Snapshots of System State in Linux?
Anonymous Coward asks: "VMware provides the capability to save the state of a VMware session to a file and to later reload it to resume from where was left off, as if the (virtual) machine never was turned off. Is there a way to do this on a real Linux machine, i.e., capturing the state of the machine (the whole memory space, CPU registers, etc.) to a file and restoring it later (assuming the same hardware)? This is useful for, say, kernel debugging or fast boot (i.e., saving the machine state at some point after the kernel has been initialized and just resuming from that point on in case of reboot)." Most laptops do exactly this when they suspend to disk, however most of that is done via the laptops firmware.

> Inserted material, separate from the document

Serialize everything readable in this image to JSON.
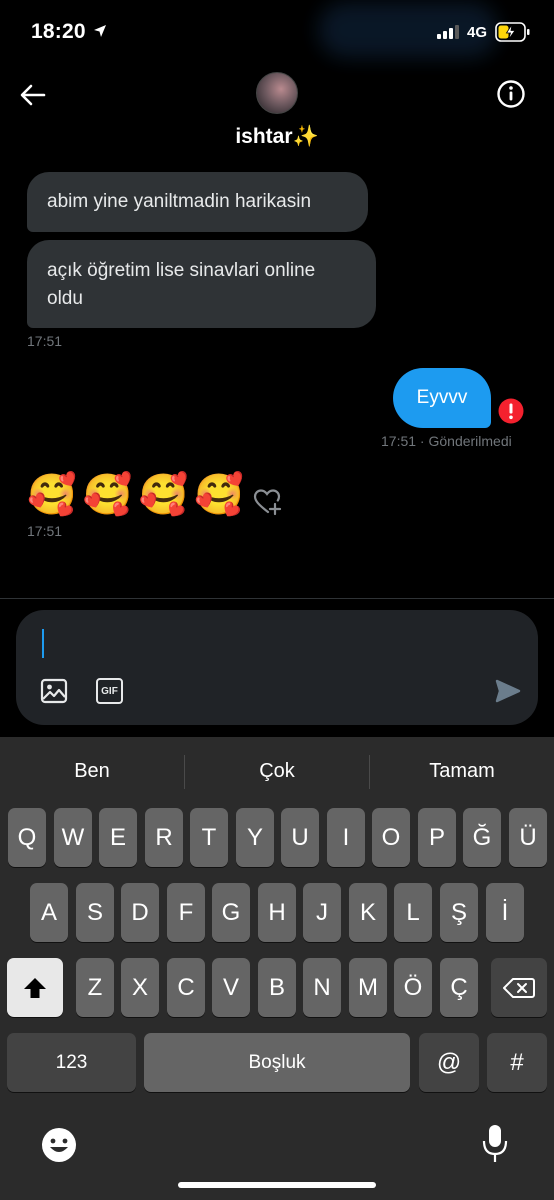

In theory this can be do. It isn't that hard either, just walk through all the data structures in the kernel and write them to disk. For most memory, just tell the swaper to swap that task out and all your tasks have their registers saved automaticly.
Now for the problem: when saving state you need to save more then just the CPU. Getting the simple case to work is probably very easy. However every hardware part needs to be re-initialized to the same state it was in before. Somethings won't care, (keyboard likely) others are easy to work around. (just act like a virtual console switch). Others can be very hard to (think of scsi drivers where some program is reading from a file)
Don't forget that you can't save the state of your disk driver while you are writing that state out, unless you are careful to avoid half written registers.
This is an interesting and doable project. If you want it do it. Remember this is was linux is about: scratching your own itch and then sharing with others. If you get this working great, if not you will have least learned.
Software Suspend for Linux 2.2.x
It will save the state of your machine to the swap space and on bootup recognize the saved state and restore it. No BIOS or fimware junk nessacary
Quando Omni Flunkus Moritati
On my laptop, windows 2000 (and xp) can 'hibernate' to a file and on boot resume where it left off, in theory it can do it in win98 as well, but the suspend/hibernate/resume doesn't seem to work properly in win98
this combined with what happens on the display would lead me to believe that win2k/xp does the hibernation in software, and win98 either uses the firmware, or really crappy software.
you would probably need to have an interface to re-initialize the network cards, because there is a high probability of being on a different network when you resume. this might be a compelling reason to integrate dhcp into the kernel (bootp and arpd are in there allready) or it might not be. you would probably also want to flush everything in the write cache to disk, and drop your read caches into the bit bucket to reduce the size of the memory you actually have to save.
as for exactly how it would work, i'm not exactly sure, but i strongly believe it is possible. somebody suggested using swap space for that, but that wouldn't work if you didn't have enough free space for everything in ram. a dedicated partition at least the size of your physical ram would probably be the best solution considering ease of programming, and typical ratio of memory to diskspace.
if this hasn't been done well by the time i get to senior year in college, this would be a great senior design project for me i think.
Need a Catering Connection
I don't think it can be done without special firmware, or something in the BIOS. VMware is doing exactly what laptops are doing, VMware writes to a file in the host, and newer laptops write to a special partition. It sucks.. but possibly the only thing you can do is to put laptop brains on your desktop/server board... which may or may not be that easy to do, it certainly may be easier to convince one of the smaller board manufacturers to do this.